Real Life Diversity
Scott Hagan's vision of heaven can be seen at Real Life Church in Sacramento, California: a multiethnic, multiracial congregation whose diversity is the product of intentional outreach.
Real Life is a multisite church with five locations, most based in the area. Among the 1,000 who attend weekly services at the main campus, 60 percent are white and 40 percent are other ethnicities, primarily African-American, African, Hispanic, and Filipino.
This blend stems from Hagan long ago reading Revelation 7:9 and asking the question: "Why doesn't the church in the U.S. look like heaven?"
"Nobody works in a homogenous marketplace environment," Hagan says of often-segregated church environments. "Everyone has multiethnic relationships in the marketplace. They cannot invite multiethnic friends to a homogenous church. If you have that, you have limited evangelism dramatically."
At the church's main campus, Hagan works with a multiethnic staff of 20 people. While the church isn't overly focused on race, he preaches a biblical theology of unity.
A member of the lead team of the AG's Church Multiplication Network, Hagan teaches that prejudice and racism are sinful.
"We also teach that legalism and racism are the two goliaths of Scripture that war against the kingdom of God," Hagan says. "Almost every restorative story you can point to has some kind of legalism or racism going on."
The original product of Hagan's church-planting endeavors is located about 30 minutes south of Real Life's main campus.
Hagan started Harvest Church in 1989; there he first utilized the term, "A church that looks like heaven."
Located in an area where the Ku Klux Klan used to be active, today Harvest Church has about 1,800 people and is 70 percent African-American. Author John Dawson once told Hagan he found it to be the most beautifully diverse congregation in the U.S.
"I get to travel all over the U.S. and I think you'd be hard-pressed to find something as supernatural as what's happened in Sacramento at Harvest Church and Real Life Church," Hagan says.
Hagan left Harvest Church in 2000 to pastor an established, large congregation in Grand Rapids, Michigan. However, several years later he wanted to return to the Sacramento area to allow his wife Karen to care for her ailing mother. Hagan also discovered that he missed church planting. The world won't be changed by a few megachurches as much as new congregations aimed at reaching the younger generation, he says.
The Hagans launched Real Life in 2006 under a different name. The church steadily grew to a network of 2,150 followers, with a sixth campus due to open this fall in the western part of Sacramento.
For Hagan, the beauty of Real Life's diversity appeared last summer the week riots erupted in racially divided Ferguson, Missouri. A baptismal party by the Sacramento River "morphed into an old-school church picnic," with a photo of some of the young converts illustrating the power of biblical unity.
James Braddy, superintendent of the AG Northern California-Northern Nevada District, says Hagan has an amazing ability to gather people and has brought many newcomers into God's kingdom.

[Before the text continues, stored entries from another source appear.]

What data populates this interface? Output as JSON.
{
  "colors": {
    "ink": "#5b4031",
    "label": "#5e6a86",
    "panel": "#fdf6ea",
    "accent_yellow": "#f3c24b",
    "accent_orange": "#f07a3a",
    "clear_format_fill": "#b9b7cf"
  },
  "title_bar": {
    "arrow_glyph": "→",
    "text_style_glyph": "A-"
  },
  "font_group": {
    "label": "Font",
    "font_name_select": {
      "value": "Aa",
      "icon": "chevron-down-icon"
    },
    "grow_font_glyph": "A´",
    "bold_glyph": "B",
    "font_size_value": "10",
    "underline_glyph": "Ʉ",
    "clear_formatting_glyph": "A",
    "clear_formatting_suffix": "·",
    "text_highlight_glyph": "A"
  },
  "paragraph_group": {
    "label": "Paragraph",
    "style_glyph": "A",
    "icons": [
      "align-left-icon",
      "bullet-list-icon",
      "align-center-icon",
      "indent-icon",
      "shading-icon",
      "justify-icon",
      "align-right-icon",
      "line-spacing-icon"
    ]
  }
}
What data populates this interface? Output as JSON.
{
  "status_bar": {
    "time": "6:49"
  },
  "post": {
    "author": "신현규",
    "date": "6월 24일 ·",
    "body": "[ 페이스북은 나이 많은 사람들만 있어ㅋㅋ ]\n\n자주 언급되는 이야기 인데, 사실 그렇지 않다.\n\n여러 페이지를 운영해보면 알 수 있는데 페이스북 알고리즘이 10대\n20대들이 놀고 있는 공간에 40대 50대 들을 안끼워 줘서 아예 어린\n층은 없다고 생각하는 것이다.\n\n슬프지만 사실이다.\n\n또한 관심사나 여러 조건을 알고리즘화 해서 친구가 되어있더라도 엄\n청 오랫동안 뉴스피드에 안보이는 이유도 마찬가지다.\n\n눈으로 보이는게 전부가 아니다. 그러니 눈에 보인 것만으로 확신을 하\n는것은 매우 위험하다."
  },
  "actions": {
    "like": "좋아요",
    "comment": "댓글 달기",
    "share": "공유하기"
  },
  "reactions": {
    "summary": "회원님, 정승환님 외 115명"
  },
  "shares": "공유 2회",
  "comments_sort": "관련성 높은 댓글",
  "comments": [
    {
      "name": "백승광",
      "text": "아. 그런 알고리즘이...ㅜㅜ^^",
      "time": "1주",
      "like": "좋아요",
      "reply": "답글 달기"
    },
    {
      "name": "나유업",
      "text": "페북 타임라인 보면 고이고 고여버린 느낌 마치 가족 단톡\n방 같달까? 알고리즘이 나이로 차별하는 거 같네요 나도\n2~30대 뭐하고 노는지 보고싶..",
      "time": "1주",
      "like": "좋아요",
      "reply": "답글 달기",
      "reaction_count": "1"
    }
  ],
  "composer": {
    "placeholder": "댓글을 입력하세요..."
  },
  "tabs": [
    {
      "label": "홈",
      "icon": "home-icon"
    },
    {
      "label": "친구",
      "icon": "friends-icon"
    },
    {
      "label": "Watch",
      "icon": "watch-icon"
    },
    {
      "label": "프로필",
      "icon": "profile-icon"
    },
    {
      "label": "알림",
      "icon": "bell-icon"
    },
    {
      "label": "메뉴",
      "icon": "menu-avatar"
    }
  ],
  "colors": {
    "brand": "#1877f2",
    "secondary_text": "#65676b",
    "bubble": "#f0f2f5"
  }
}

"Scott is an incredible communicator," Braddy says. "A lot of younger pastors like his ability to communicate and the pulpit ministry he has. He has incredible connections inside and outside the AG and is an articulate spokesman for multiple sites and church planting. We draw on him heavily for his expertise."
The director of church planting for the district until his frequent travels and speaking schedule forced him to step aside in 2013, Hagan oversees a group of campus pastors. In addition to weekly Skype meetings and regular visits to the campuses, Real Life holds six church-wide meetings a year.
Most campuses are located in tougher neighborhoods, reflecting Hagan's belief that churches need to be among society's most-abandoned people.
Maintaining a diverse membership enables the church to touch society on a broader level, too.
"We are very engaged in local and state politics, and have numerous people in our congregation that serve in hired and elected roles," Hagan says. "California is a place of extraordinary influence, and Real Life Church is able to model what education and politics alone cannot create."
In other words, a real-life picture of nations, tribes, and tongues gathered to worship before God's throne.